★★★★★
Wow. Ok. This book is fantastic. Before I started reading, I checked some reviews to see what to expect. Most people said the book read like fanfic, the series has done nothing but go downhill, the book should not have been written at all, etc.
I thoroughly disagree. I couldn’t put this down, but when I had to as sleep called for me, I had nonstop dreams about it.
Now, this could probably be attributed to my love for Marcus Flutie. You know, the dreamy ex-dreg who writes poetry and who has been with 40-some women, but only one has ever mattered to him. And then the fact that Jess is someone I would be best friends with. Perfection.

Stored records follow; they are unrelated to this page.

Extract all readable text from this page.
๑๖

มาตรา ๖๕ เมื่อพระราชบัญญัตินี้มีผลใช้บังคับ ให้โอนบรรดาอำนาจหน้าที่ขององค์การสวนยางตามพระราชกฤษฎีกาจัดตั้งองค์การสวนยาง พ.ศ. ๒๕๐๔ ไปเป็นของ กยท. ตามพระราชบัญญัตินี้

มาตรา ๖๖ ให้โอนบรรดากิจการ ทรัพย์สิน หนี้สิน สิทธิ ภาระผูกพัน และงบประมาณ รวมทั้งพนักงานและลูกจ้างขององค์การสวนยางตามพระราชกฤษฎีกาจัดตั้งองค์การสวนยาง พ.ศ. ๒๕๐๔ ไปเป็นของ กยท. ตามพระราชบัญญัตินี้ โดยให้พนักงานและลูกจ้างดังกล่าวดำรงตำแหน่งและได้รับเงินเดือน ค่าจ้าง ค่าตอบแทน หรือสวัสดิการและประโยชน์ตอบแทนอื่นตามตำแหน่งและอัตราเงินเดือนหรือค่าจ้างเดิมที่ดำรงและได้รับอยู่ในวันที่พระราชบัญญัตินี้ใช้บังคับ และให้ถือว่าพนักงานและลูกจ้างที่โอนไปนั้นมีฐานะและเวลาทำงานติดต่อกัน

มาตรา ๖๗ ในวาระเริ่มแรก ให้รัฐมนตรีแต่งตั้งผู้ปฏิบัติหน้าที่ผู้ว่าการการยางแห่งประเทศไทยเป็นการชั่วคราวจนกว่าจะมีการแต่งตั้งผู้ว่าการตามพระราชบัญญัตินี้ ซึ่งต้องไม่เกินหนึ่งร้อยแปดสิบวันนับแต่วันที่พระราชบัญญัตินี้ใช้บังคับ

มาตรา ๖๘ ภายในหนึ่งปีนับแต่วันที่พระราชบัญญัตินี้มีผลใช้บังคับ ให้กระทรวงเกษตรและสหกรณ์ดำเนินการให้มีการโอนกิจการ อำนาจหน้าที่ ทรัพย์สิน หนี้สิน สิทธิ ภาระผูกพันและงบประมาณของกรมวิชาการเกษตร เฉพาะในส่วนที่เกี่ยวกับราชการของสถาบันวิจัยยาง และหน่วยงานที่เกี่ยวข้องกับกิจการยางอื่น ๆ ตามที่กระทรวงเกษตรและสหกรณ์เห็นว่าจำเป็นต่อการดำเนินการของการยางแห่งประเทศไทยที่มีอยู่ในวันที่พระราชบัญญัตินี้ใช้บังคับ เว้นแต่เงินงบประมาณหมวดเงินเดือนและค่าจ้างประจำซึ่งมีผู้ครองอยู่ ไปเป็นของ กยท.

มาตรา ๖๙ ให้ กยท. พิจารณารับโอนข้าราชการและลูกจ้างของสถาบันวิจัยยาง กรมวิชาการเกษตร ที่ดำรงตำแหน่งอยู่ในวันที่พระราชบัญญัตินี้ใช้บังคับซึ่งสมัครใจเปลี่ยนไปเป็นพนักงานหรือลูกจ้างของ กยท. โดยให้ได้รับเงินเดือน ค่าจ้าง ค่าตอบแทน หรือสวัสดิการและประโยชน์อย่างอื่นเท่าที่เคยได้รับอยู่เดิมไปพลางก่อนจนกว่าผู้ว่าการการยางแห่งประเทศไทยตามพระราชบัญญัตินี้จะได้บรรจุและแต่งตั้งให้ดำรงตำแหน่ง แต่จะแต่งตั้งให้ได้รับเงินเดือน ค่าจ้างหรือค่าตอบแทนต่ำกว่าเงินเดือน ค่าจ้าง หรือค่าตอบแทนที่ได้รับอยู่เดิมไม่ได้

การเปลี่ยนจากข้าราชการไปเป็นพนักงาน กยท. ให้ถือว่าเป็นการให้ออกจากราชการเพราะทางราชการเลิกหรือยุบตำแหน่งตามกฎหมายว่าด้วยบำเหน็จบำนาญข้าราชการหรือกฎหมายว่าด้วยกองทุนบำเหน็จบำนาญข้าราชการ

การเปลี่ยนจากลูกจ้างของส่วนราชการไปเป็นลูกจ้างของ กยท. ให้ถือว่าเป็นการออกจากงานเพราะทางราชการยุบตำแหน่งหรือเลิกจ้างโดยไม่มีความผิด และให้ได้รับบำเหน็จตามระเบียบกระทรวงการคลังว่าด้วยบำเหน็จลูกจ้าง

So, three years after Jess turned down his marriage proposal, Marcus is stunned to hear her name called on the intercom in the airport. It could just be the porn star who happens to share a name with his ex-lover, he thinks. He takes the chance of seeing her and she literally runs into him as she sprints to her gate. She misses her flight and all signs from the heavens push them together again, especially the congregation of the Barry Manilow fan club in front of her. They spend the rest of the day together, small talking it up at a coffee shop. They tell stories from their past and stories of their recent successes. And then they fall back into how they were before their relationship crumbled years ago, as if three days were a mere three days.
I giggled like a girly girl through the last half of the book. I gasped and blushed and giggled some more as I got to see Marcus’s point of view, one I’ve been dying to hear since the first book.
Megan McCafferty did a great job of ending this series. I’m sad to have finished it, though; I’ve been holding off reading Perfect Fifths since I got it a few years ago, just delaying the end of the series in my mind.
Obviously, anyone who has read the four books preceding Perfect Fifths needs to read this one. It’s, well, a perfect ending to a bitchin’ series.